Again, we passed through homesteads, the air now filled with the cheerful sounds of natives returning from church. Choir members, their voices sweet and harmonious, still practiced in the churches, their melodies weaving a beautiful soundtrack to our descent, washing away the lingering fatigue of the day’s challenge. “Wasingyayo!” – “Welcome back!” – became the common, heartfelt greeting from the mountain residents. Their smiles were genuine, their cheers like a warm embrace, celebrating us as heroes of World Tourism Day. It was a profound, unexpected welcome, this outpouring of encouragement from strangers, from people who had not expected our muddy, weary selves to appear in their midst. This spontaneous community reception, this incredible love and acceptance, infused our adventure with a warmth that transcended the physical challenge. It was a powerful reminder that the true magic of travel lies not just in the landscapes, but in the human connection, in the shared smiles and the unspoken understanding that binds us all. It transformed a mere hike into an unforgettable, heartwarming journey of cultural exchange and genuine human kindness.
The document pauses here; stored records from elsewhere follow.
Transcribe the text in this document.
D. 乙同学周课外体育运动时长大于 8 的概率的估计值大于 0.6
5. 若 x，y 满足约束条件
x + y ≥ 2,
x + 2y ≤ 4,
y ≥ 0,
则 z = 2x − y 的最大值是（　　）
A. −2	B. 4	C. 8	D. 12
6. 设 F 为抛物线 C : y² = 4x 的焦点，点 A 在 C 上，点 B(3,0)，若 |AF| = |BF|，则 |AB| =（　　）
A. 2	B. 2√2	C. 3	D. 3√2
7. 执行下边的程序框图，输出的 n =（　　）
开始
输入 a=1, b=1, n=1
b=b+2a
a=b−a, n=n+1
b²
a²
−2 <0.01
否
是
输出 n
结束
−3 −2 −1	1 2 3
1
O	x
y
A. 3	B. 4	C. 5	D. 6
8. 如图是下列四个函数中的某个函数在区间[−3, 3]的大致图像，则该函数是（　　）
The sunset, a fiery masterpiece, painted the western sky in hues of orange and purple. Our target: to reach the main road in Bundibugyo before darkness fully embraced the land. Alas, this proved to be an expectation as unrealistic as climbing Everest in flip-flops. The mountain, in its wisdom, decided we needed a few more hours of its company, and we finally emerged onto the main road at a respectable, if somewhat belated, 8 PM.
The Chocolate-Coated End of a Mountain Hike; A Rwenzori Discovery After what felt like a hundred years of vertical climbing—and several near-death slips on slopes that seemed coated in butter—the World Tourism Day hikers finally tumbled out of the Rwenzori Mountains National Park, through the community gardens and homesteads. The air was thick not with mist, but with the sweet, deep smell of chocolate! We didn’t find the mythical snow leopard or the lost city of gold, but rather, the day’s final, utterly charming discovery: the sprawling, lush cocoa gardens of Bundibugyo. It was an unexpected treasure trove of glossy green leaves and ruby-red pods, a genuine cash cow (or cash cocoa bean, as it were) for the Bakonzo people who call this rugged landscape home. Exhausted, exhilarated, and likely hallucinating from the altitude, we traded our trekking poles for a chance to stand amidst the raw material of a good s’more—a surprisingly perfect end to a monstrous hike!

The Taxi Ride Home: A Symphony of Soreness and Stories
And then, the grand finale! We piled into a waiting taxi, embarking on the journey back to Fort Portal. It was a moment of reflection, of shared exhaustion, and of the sweet, lingering taste of triumph. The cramped confines of the taxi became a confessional booth, a chamber of shared memories. We recounted every challenge, tallied the countless times each of us had stumbled and fallen, and relived the funny, wild stories that had been spun on the trail. Each person, a glorious mess of dirt and weariness, bore the badges of their adventure with pride. We entered Fort Portal City at 9 PM, our bodies heavy but our spirits soaring. Each of us carried a profound sense of fulfillment, the quiet hum of achievement, and a treasure trove of incredible memories that would forever ring bells in the hearts of the hikers, echoing the wild, wonderful call of the Mountains of the Moon.

Conclusion: A Tale Etched in Mud and Memory And so, the epic crossing of the Rwenzori Mountains, from Fort Portal to Bundibugyo, on World Tourism Day 2025, became more than just a hike. It was a tapestry woven with the vibrant threads of peace, cultural immersion, and exhilarating adventure. It was a journey of laughter amidst muddy tumbles, of profound connection with the Bakonzo people, and of the sheer, unadulterated joy of conquering not just a mountain, but our own perceived limits. It stood as a shining testament to the theme of “Tourism and Sustainable Transformation,” proving that when a journey embraces community, culture, and camaraderie, it transcends the ordinary, becoming a funny, heartwarming, and truly unforgettable experience – a resounding success, indeed, for World Tourism Day, and a story to be told around hearths for generations to come!